No moss grows under the 45th President of the United States of America, Donald J Trump. Having only recently appointed Anthony Scaramucci as his Director of Communications at the White House he has now gone and sacked him, sending those that love to bait and troll the President into delirium.
President Trump has sacked the head of the FBI, James Comey, the acting Attorney General, Sally Yates, and many others have resigned rather than be marginalised or sacked, including Chief of Staff Reince Priebus, and Press Secretary Sean Spicer.
With so many staffers falling by the wayside as casualties to Trump’s willingness to announce “you’re fired”, the President has turned the White House into the film lot for The Apprentice rather than the nerve centre of the most powerful government in the world.
The obvious downside to all of this is what to make of President Trump’s judgement in appointing such people in the first place. What does it say about his ability to get the measure of people and understand how they tick, what kind of job they will do and how they will get on with colleagues and the public?
So not surprisingly the sacking of Scaramucci is giving a great deal of concern to lots of people that have their doubts about President Trump and is the cause of great hilarity in those that need little reason to condemn him just for breathing.
There is, however, an upside to the President’s willingness to sack his aides that our political leaders could learn from.
Firstly, let me deal with the question of his judgement. On the face of it President Trump appears poor at hiring the right people, and whether or not he’s the person who has gone over the resumés of aides and then made an ill-considered choice or taken the choice on advisement from his Chief of Staff does not matter. Everyone knows the buck stops with the President.
That said, I need to let readers into a secret; our own politicians are lousy at hiring people too. That’s right, all the leaders I have known, either from a distance or up close in the days when I had my House of Commons pass and had meetings at Downing Street have been shocking at hiring people. Believe me, irrespective of party, their judgement was regularly shown to be impaired too. The only difference between them all, be it Harold Wilson, Margaret Thatcher, Tony Blair, David Cameron or Theresa May (and the ones I’ve missed out) is that they were very poor at sacking their appointments.
The reason for this is the other side of the coin from why President Trump feels able to sack the failures in his team. Our leaders, indeed most leaders in the Western world, have become so concerned about media management, so bound by the self-serving diplomatic conventions of politics, that they are scared of being embarrassed by having to dismiss someone.

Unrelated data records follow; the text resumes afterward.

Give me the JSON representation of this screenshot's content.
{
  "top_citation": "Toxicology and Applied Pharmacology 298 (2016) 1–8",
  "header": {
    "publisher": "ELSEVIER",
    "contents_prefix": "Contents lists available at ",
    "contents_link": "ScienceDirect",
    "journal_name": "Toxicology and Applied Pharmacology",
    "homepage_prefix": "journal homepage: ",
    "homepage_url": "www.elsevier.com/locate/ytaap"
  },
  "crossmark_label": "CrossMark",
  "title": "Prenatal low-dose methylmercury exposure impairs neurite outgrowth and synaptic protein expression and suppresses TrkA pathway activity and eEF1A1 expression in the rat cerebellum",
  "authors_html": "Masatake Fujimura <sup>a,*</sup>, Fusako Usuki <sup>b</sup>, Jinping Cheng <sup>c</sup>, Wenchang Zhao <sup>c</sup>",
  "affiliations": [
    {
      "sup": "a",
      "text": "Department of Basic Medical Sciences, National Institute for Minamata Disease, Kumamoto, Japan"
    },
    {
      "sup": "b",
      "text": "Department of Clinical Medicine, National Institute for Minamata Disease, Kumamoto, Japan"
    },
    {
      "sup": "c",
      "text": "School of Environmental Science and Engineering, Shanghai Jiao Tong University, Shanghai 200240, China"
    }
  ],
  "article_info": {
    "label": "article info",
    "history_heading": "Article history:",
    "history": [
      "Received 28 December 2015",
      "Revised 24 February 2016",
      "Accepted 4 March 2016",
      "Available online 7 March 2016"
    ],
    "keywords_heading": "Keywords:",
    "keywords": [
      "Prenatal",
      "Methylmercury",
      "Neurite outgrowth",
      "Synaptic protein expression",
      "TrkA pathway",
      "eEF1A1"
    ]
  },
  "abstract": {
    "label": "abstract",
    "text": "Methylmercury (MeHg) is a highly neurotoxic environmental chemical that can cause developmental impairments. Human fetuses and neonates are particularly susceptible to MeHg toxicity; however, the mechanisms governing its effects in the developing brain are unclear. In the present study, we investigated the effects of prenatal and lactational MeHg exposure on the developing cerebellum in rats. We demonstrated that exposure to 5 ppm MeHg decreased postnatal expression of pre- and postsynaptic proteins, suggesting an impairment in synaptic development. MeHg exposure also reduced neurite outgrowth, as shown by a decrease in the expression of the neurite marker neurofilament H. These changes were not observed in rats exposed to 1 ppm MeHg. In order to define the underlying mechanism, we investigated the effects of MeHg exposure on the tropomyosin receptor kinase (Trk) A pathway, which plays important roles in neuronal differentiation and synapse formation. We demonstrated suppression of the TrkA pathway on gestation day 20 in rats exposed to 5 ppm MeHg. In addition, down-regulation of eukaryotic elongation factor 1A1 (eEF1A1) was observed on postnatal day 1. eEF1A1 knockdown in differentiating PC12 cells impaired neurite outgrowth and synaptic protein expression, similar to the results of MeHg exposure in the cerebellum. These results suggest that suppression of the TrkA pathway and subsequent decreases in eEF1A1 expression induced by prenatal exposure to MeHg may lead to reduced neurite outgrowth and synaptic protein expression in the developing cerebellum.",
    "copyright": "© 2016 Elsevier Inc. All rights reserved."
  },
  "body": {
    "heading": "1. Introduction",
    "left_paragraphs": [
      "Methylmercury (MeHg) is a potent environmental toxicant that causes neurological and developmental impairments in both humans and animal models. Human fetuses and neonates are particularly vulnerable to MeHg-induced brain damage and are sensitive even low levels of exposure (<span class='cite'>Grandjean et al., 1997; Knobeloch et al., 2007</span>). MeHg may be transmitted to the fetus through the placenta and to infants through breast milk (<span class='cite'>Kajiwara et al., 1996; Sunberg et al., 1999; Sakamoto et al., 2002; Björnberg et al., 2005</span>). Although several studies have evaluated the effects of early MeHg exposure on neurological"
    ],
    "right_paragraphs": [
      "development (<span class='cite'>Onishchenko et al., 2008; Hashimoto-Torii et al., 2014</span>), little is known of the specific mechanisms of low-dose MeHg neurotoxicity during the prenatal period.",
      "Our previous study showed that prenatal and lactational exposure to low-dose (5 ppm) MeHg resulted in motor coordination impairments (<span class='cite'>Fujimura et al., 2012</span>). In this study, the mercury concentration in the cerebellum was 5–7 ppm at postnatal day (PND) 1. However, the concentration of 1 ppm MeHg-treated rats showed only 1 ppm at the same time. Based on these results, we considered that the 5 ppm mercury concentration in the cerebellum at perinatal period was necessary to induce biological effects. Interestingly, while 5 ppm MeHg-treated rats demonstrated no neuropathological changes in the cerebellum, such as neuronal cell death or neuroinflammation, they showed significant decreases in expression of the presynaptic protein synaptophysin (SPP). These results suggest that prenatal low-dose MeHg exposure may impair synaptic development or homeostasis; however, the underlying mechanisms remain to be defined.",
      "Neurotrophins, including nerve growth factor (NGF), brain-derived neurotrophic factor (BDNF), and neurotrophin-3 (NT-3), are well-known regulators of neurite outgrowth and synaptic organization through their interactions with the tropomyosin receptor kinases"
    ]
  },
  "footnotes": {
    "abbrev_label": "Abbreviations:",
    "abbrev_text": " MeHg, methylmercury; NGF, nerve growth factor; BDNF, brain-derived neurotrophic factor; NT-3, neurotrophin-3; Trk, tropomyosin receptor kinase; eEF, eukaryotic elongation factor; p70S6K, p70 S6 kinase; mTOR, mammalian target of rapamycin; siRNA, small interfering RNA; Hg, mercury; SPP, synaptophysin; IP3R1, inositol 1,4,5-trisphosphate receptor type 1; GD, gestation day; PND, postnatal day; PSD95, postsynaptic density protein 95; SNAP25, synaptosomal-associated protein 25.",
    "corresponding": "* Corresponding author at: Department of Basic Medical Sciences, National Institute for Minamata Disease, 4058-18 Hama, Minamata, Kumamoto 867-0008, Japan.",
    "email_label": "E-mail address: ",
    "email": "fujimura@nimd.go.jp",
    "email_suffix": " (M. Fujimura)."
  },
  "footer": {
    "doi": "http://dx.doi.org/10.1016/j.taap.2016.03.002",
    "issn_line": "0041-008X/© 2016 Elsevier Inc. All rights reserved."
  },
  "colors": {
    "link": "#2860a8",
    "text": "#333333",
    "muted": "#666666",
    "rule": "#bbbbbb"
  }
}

They’re petrified it will suggest they did something wrong, that their judgement is impaired – so they recoil from taking decisions to fire the miscreants and carry on regardless, often until another scandal comes along and they are left with no alternative.
The difference with President Trump is he comes from business, and a world of business that is not bound by volumes of employment law. He sees no shame, no embarrassment in firing people if he thinks they are not doing their job well enough or are becoming a problem rather than the solution.
On balance would we not prefer that our leaders were willing to own up and recognise they have appointed the wrong people and move them out? Would it not have ben better if Theresa May had fired her top two advisers that convinced her to have a general election – rather than be forced to let them resign afterwards? With all the nepotism in Jeremy Corbyn’s Labour Party and the employment of 14 aides by Nicola Sturgeon’s cabinet are people not in danger of throwing stones in glass houses by rushing to criticise President Trump?